Whose mission field?

A large sign near the exit of The Church of the Holy Spirit (an Anglican church in Roanoke, VA), reads "You are now entering your mission field."

This represents a radically different attitude toward missions. Your home, the restaurants you frequent, your workplace, the places where you play - all these locales are your mission field, the place to which God has called you.

Did you catch this in the talk from Sunday night? Scott and Susan are thinking deeply about this idea. Washington and Lee is part of their mission field: Scott is in missions through his service as Registrar/Director of IR and Susan is in missions through her service as Coordinator for Suicide Prevention.

Talk to Scott or Susan for ten minutes and you start to get a feel that they aren't just killing time in Lexington. They have a passion to serve people in St. Vincent, but that passion feeds off of and complements their passion to serve God in Lexington. Here are some thoughts as to how it's possible to desire to serve God both locally and abroad...

Firstly, in listening to Scott and Susan, they have a real awareness of God at work in their day to day context. This means that their desire to serve in St. Vincent isn't from a theology that says "God isn't at work in Lexington." They don't need to go abroad to "find" God. An awareness that God is at work in your day to day context is essential to keeping your passion for local, daily mission alive. Your mission field is also God's mission field.
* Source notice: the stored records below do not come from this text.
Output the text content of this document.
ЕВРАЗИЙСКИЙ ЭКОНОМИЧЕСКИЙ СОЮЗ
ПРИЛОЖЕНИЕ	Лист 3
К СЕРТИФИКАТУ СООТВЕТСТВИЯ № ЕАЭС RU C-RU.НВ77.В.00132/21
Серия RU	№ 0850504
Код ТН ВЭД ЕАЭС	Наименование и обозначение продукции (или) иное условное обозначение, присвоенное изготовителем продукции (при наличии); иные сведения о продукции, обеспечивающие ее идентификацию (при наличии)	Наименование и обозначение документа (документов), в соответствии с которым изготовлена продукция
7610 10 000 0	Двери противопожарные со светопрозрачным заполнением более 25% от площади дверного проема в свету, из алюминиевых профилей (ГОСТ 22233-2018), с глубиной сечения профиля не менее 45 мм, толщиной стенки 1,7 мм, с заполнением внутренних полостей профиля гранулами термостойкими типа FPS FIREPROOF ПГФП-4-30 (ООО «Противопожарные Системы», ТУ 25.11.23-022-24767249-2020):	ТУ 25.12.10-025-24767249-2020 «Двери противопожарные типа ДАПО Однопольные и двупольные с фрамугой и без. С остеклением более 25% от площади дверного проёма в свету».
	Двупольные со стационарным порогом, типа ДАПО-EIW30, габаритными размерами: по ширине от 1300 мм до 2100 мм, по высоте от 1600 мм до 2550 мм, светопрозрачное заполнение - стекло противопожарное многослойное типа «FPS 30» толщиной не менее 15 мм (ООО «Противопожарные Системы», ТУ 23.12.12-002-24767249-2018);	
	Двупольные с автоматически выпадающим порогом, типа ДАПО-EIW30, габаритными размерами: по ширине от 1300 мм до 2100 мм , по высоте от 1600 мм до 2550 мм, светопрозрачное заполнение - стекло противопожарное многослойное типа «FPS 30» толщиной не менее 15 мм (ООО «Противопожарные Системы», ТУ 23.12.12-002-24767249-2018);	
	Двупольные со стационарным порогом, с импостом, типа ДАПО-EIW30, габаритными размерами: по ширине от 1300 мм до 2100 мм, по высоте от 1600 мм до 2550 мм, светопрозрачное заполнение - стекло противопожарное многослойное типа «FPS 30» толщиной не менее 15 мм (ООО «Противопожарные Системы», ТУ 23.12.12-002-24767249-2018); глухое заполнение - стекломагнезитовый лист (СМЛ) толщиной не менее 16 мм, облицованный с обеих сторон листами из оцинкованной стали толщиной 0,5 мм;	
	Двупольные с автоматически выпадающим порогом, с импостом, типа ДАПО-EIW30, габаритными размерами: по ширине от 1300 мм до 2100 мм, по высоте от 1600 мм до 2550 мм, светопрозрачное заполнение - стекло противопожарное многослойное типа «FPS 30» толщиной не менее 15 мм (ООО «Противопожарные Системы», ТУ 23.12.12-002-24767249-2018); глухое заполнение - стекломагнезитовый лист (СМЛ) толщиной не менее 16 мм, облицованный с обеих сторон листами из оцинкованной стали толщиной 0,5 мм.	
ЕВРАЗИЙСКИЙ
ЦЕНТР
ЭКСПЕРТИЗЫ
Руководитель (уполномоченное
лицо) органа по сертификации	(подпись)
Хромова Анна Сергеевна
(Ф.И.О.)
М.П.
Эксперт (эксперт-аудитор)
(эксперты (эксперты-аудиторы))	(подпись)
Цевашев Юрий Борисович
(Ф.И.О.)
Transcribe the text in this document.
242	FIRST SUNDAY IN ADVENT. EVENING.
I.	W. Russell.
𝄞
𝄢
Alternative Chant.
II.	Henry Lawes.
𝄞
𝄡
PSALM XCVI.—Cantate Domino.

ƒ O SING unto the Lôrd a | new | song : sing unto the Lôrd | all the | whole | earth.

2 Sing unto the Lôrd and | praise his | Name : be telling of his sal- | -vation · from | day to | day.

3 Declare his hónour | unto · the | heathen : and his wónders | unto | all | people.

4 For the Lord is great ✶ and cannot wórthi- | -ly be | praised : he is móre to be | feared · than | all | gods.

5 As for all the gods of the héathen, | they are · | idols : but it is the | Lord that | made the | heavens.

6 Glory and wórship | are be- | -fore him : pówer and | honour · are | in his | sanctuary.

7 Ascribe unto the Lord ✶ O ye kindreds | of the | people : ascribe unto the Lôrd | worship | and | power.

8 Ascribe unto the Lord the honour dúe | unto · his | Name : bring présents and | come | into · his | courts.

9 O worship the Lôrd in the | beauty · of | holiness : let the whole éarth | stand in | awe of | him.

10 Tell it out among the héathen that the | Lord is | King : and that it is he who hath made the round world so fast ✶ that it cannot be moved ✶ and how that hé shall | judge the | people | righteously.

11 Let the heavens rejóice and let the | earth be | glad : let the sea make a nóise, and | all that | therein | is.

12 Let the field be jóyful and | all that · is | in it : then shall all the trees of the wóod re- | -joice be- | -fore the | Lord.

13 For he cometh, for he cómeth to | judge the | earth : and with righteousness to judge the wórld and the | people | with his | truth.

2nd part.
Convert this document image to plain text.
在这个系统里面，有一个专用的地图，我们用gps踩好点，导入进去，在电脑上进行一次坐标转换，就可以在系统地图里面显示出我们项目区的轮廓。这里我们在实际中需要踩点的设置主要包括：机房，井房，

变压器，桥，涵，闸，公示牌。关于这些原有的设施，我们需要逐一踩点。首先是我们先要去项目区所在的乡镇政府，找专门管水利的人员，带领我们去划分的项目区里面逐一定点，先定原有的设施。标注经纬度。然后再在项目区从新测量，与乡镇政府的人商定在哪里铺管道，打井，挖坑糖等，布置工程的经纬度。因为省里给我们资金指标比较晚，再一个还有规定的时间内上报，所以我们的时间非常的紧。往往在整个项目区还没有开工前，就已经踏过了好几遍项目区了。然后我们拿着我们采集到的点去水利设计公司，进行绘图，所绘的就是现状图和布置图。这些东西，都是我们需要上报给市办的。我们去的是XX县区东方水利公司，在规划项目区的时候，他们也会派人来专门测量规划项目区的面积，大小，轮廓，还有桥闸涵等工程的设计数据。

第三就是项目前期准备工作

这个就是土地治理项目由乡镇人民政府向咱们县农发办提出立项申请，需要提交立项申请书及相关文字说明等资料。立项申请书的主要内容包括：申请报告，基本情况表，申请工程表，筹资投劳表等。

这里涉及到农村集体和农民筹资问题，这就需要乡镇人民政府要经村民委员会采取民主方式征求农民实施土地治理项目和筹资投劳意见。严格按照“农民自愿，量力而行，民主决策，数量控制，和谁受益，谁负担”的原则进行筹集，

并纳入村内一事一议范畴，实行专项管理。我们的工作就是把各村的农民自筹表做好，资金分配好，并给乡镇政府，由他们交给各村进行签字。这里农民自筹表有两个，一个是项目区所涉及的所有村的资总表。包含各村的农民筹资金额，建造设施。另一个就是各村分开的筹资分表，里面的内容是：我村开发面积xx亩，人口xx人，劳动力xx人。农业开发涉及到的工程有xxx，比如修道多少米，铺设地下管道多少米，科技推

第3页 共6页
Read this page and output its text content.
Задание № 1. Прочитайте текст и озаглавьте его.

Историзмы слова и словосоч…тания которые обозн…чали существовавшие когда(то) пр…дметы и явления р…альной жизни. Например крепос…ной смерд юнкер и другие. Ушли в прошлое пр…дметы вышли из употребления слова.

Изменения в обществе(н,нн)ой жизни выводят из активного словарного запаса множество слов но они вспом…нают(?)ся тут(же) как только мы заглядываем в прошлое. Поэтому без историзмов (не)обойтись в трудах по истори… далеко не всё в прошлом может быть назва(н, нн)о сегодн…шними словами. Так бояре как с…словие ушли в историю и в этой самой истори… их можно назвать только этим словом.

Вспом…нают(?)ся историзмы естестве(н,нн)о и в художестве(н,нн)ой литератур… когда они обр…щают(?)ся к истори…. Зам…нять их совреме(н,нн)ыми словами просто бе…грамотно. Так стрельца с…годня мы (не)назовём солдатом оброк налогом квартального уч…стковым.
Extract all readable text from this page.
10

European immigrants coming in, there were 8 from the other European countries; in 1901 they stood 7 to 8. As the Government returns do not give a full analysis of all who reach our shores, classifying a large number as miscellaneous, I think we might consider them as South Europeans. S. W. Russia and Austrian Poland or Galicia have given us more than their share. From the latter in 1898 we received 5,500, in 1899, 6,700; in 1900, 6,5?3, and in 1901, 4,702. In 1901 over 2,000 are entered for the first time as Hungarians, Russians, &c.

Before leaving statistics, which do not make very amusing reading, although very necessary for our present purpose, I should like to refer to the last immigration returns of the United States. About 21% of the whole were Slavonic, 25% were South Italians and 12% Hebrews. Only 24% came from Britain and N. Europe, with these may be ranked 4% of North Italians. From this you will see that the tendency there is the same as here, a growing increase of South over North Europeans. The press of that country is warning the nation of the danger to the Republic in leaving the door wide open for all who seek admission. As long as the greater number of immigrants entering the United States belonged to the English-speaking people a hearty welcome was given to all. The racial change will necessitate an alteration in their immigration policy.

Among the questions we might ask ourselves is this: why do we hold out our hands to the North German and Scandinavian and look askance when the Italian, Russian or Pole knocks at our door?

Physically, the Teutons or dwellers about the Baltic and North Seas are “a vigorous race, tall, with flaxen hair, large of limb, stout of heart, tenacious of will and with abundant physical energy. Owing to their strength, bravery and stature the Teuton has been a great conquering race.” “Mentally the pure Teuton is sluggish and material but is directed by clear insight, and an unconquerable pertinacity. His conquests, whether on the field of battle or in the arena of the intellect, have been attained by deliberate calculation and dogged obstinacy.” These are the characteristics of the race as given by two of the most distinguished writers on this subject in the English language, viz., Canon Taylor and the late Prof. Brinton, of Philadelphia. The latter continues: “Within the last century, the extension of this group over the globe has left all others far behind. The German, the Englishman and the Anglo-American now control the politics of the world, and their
Secondly, Scott and Susan approach their missions opportunities (both locally and abroad) with a great deal of humility, a right view of themselves. This humility leads to both their understanding that what they're doing in Lexington isn't the only thing God's doing (creating a desire to serve abroad) and their understanding that what God's doing in St. Vincent isn't totally dependent on their involvement (creating a freedom to return to Lexington). Have you seen this at work in them? Reflect on Susan's comments about the spiritual growth in the team and her prayer request that God would allow them to partner with Vincentians on the next trip. Humility, right?

Lastly, Scott and Susan serve a missionary God. Unless you also serve a missionary God, you will always be torn and always be pressured to go and serve in places where it looks like He's dropping the ball. But He never drops the ball. As I said before, your mission field is also God's mission field. Or better yet, God allows you to serve in His field. Whether you're going to St. Vincent with the Dittmans or St. Louis with Urbana, your calling is always to God's field. He's at work before you get there and He'll be at work long after you've left. So, feel free to serve both locally and abroad: it's all His field.

1 comment:

  1. Anonymous5:21 PM

    That puts a new perspective about ministry, particularly with the poor. Without actually saying it, I always think that God has left these people and needs me to feed them, clothe them, etc. God hasn't dropped the ball.